The Washington Court of Appeals, Division One, shot down a defendant’s assignment to his adversary of potential proceeds from malpractice claims against his insurer-appointed counsel in a liquor liability action. The case is Kim v. O’Sullivan, 2006 WL 1669652 (June 19, 2006).
The defendant, Kim, was unhappy with his lawyer, O’Sullivan, and claimed, among other things, that the attorney’s bad advice and faulty evaluation of the case kept one of Kim’s insurers from furnishing the money to settle the case cheaply and early. Kim also said the lawyer had an unacceptable conflict in having both the insurer and insured as clients, as is common in most states.

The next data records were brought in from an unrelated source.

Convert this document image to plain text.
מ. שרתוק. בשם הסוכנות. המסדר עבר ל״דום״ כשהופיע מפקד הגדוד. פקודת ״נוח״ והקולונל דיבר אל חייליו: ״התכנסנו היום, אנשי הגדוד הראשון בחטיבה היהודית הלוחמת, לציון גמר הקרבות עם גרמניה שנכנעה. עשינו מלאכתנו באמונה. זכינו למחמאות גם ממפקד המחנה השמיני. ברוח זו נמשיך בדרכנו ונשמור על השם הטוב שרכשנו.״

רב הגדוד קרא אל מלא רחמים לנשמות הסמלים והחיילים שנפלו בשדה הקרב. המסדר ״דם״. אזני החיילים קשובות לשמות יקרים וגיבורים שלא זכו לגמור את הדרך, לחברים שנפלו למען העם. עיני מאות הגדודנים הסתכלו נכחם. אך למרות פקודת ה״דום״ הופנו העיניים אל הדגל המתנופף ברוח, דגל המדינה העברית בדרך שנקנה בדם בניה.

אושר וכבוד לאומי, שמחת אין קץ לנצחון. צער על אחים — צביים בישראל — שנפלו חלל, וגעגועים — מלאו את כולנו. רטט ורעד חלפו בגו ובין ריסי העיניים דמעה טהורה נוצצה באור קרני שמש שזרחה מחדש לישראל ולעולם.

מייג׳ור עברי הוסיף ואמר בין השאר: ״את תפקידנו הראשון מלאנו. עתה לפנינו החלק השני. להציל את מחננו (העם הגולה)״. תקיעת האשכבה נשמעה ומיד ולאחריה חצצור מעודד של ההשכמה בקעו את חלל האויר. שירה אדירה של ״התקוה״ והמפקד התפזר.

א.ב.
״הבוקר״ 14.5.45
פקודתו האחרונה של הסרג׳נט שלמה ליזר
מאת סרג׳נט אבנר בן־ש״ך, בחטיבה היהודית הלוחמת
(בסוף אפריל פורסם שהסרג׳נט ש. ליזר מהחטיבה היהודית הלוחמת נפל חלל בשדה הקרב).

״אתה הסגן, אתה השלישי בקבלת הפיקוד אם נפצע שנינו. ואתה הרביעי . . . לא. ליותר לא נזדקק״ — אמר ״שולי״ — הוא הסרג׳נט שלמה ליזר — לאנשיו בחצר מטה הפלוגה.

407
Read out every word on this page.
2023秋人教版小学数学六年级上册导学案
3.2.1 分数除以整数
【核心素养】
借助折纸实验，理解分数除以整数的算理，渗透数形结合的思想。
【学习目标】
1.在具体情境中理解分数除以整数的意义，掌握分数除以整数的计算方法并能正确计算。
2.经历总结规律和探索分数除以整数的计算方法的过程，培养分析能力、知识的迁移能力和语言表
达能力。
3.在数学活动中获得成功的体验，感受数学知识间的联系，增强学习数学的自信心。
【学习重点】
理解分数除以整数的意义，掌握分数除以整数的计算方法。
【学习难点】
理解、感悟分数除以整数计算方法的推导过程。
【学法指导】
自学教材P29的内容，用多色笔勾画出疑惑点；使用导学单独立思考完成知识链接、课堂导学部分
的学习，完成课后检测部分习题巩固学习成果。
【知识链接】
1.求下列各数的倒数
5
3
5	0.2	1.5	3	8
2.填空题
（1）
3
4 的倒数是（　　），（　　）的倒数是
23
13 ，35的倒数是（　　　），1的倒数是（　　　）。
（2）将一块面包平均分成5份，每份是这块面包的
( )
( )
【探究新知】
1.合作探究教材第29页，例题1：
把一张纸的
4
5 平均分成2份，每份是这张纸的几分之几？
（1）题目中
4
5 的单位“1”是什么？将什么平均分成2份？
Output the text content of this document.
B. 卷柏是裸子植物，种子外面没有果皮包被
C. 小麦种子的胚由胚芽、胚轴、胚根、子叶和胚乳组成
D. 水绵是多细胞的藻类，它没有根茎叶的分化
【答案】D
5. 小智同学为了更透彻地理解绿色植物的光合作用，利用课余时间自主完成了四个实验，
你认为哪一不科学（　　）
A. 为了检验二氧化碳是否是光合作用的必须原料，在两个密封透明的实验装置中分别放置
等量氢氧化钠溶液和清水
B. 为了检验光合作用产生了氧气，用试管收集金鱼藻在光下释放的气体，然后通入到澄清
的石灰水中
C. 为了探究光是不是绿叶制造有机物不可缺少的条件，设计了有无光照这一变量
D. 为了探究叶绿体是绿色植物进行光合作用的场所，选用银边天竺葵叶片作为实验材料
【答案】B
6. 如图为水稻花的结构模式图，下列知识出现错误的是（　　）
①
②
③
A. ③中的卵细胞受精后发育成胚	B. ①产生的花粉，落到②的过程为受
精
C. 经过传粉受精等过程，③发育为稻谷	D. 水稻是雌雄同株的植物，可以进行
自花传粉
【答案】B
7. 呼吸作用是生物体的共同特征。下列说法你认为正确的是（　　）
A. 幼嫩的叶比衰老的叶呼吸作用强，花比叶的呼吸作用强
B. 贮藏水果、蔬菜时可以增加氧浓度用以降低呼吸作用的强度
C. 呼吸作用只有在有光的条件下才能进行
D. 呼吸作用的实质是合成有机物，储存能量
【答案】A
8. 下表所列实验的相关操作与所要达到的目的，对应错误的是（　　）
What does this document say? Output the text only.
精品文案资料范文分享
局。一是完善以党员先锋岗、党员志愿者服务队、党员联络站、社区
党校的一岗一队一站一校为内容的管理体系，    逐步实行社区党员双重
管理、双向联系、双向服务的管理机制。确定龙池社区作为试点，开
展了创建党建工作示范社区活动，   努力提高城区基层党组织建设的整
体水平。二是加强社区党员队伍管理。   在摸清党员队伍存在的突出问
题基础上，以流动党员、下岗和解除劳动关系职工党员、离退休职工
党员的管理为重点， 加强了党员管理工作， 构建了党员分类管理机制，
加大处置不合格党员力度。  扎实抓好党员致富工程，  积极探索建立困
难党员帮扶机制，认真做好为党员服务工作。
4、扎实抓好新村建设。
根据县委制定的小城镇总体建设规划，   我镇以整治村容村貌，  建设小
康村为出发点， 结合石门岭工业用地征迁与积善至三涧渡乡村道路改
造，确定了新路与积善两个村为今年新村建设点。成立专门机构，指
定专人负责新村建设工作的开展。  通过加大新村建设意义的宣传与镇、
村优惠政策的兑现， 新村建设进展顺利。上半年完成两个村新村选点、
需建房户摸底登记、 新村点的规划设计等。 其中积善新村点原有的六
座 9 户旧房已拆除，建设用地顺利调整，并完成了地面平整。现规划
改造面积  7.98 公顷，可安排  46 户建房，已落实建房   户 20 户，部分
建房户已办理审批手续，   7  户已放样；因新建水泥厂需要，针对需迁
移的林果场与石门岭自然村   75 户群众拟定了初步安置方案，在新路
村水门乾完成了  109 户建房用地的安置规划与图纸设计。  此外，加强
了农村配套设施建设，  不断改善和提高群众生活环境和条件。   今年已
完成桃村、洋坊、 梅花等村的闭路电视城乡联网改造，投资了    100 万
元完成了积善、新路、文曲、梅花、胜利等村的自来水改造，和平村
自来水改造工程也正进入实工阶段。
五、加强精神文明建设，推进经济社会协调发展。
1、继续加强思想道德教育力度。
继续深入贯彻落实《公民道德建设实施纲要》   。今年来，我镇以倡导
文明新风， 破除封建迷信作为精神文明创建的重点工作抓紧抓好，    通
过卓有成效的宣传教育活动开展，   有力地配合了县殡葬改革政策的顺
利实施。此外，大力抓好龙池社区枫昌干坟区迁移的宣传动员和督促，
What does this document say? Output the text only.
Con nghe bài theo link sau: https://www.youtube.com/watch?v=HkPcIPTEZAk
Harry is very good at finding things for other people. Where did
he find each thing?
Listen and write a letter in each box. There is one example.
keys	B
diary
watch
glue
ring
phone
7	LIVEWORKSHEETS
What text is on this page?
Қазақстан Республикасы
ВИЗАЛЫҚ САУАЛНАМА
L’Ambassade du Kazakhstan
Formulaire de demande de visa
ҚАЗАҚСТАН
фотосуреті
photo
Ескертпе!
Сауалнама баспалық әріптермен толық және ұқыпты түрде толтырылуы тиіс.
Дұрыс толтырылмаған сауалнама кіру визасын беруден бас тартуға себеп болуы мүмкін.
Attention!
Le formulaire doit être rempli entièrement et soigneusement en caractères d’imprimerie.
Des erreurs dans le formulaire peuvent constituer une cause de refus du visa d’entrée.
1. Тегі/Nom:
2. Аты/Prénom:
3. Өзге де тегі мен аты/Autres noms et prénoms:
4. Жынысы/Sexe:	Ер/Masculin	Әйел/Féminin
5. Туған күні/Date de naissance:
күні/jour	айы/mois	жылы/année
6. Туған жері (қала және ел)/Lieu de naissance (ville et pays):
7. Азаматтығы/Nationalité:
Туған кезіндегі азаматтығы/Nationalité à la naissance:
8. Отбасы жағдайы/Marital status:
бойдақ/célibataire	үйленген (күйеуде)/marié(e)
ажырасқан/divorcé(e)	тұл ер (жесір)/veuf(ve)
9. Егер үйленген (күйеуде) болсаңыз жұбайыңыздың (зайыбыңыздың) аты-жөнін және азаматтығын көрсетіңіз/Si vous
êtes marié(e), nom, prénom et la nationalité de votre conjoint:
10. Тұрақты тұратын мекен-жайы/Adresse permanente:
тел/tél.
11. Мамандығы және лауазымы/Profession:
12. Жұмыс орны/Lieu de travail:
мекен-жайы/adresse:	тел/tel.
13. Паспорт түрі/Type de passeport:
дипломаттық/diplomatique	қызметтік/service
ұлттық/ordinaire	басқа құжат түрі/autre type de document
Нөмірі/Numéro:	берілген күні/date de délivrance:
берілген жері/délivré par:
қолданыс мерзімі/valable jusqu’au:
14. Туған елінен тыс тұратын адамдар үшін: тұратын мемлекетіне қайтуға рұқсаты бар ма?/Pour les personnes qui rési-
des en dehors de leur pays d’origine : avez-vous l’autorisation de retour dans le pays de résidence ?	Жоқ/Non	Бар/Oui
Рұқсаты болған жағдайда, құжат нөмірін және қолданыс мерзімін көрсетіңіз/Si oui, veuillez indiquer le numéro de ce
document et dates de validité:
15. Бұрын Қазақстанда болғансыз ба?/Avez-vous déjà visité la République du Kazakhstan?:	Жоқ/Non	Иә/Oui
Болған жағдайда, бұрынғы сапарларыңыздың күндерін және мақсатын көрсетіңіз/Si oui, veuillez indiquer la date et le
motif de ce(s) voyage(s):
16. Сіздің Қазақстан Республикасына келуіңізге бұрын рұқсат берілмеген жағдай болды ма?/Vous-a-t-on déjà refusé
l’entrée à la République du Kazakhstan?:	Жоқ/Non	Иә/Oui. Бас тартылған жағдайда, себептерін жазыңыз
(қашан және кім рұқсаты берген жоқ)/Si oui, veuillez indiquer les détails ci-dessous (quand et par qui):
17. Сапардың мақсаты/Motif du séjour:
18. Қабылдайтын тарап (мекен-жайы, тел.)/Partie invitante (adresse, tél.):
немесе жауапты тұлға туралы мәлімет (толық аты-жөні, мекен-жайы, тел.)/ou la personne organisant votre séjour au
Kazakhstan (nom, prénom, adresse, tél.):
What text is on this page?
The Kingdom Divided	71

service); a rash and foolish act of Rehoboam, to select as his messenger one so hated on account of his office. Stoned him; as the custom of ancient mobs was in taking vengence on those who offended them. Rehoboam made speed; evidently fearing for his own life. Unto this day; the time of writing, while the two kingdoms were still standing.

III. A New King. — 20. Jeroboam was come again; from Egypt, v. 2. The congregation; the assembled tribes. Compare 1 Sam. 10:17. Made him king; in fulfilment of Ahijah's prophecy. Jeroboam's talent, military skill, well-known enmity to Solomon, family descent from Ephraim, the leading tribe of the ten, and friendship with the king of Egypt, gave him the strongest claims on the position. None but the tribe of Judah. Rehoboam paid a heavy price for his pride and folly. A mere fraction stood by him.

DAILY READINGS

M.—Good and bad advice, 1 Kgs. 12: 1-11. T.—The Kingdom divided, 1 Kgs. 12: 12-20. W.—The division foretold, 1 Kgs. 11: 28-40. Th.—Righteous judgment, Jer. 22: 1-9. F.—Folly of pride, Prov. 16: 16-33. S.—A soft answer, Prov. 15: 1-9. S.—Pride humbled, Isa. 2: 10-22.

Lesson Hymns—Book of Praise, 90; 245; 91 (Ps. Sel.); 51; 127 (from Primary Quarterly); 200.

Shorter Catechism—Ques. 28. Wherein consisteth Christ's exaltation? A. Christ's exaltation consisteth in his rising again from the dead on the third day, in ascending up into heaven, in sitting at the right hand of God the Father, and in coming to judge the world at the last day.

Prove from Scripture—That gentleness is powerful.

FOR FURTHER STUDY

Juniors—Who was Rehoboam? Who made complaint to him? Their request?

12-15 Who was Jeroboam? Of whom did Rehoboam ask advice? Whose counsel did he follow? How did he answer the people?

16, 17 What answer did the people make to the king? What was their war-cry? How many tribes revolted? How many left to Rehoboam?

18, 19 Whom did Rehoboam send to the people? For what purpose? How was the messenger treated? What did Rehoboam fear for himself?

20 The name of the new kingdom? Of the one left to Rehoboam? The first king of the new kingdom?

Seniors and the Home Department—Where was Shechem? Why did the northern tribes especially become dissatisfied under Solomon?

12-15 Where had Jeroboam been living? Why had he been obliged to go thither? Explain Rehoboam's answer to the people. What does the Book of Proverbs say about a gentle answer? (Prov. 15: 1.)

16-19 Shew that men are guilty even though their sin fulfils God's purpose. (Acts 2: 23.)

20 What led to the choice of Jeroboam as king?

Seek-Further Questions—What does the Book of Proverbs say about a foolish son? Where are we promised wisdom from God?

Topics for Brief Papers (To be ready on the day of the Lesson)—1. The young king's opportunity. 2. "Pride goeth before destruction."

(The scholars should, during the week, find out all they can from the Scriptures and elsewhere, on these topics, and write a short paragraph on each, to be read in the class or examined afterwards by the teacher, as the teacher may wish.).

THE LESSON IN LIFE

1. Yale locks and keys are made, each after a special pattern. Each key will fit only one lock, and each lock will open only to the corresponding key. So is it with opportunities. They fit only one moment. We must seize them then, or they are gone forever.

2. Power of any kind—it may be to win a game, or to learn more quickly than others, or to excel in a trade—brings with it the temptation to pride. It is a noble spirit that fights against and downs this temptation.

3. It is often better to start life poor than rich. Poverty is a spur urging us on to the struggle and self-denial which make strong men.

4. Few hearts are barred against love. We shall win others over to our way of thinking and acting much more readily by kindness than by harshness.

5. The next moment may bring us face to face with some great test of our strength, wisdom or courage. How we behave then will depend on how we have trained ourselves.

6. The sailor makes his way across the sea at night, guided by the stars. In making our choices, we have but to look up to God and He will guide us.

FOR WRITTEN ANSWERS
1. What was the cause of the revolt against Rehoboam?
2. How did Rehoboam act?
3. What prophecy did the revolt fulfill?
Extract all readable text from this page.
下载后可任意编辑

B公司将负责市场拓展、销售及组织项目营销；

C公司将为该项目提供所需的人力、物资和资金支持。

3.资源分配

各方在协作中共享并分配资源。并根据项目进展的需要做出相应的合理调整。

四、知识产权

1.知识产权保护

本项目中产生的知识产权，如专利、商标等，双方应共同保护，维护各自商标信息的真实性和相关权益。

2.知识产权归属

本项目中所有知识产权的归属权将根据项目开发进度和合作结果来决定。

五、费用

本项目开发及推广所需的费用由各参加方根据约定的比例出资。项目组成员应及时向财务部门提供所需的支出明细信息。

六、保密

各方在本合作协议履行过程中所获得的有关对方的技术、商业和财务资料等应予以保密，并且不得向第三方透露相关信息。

Kim signed a consent judgment with the plaintiff in the underlying case and then tried to assign his legal malpractice claims. However, the defendant faced a big obstacle: three years ago the Washington Supreme Court held, in Kommavongsa v. Haskell, that assignments of legal malpractice claims to an adversary in the same litigation do not serve the public interest and are invalid. ( Kommavongsa allows an actual judgment on a legal malpractice claim to be assigned to an adversary, but not unrealized potential claims). So the defendant re-did the assignment. Instead of assigning his claims against his lawyer, he assigned only the proceeds of the lawsuit, which was brought in his name by his former adversary’s lawyer. The former plaintiff, who received the proceeds through the assignment and was the real party in interest, was not a party to the malpractice lawsuit.
The Court of Appeals didn’t buy it, and said the assignment of proceeds is the same as assignment of claims. It also said there was no evidence of damage, because a stipulated judgment in this context doesn’t constitute evidence of damage caused by an attorney, because the defendant doesn’t really have to pay it. The reasoning is contrast to the way Washington courts, and most other courts, see stipulated judgments when an insurer is the target: these judgments are usually found to be enforceable to the extent they are reasonable and coverage exists, and in some states, even if coverage doesn’t exist but the insurer committed bad faith. Not that I have a problem with any of this: I’m just sayin’.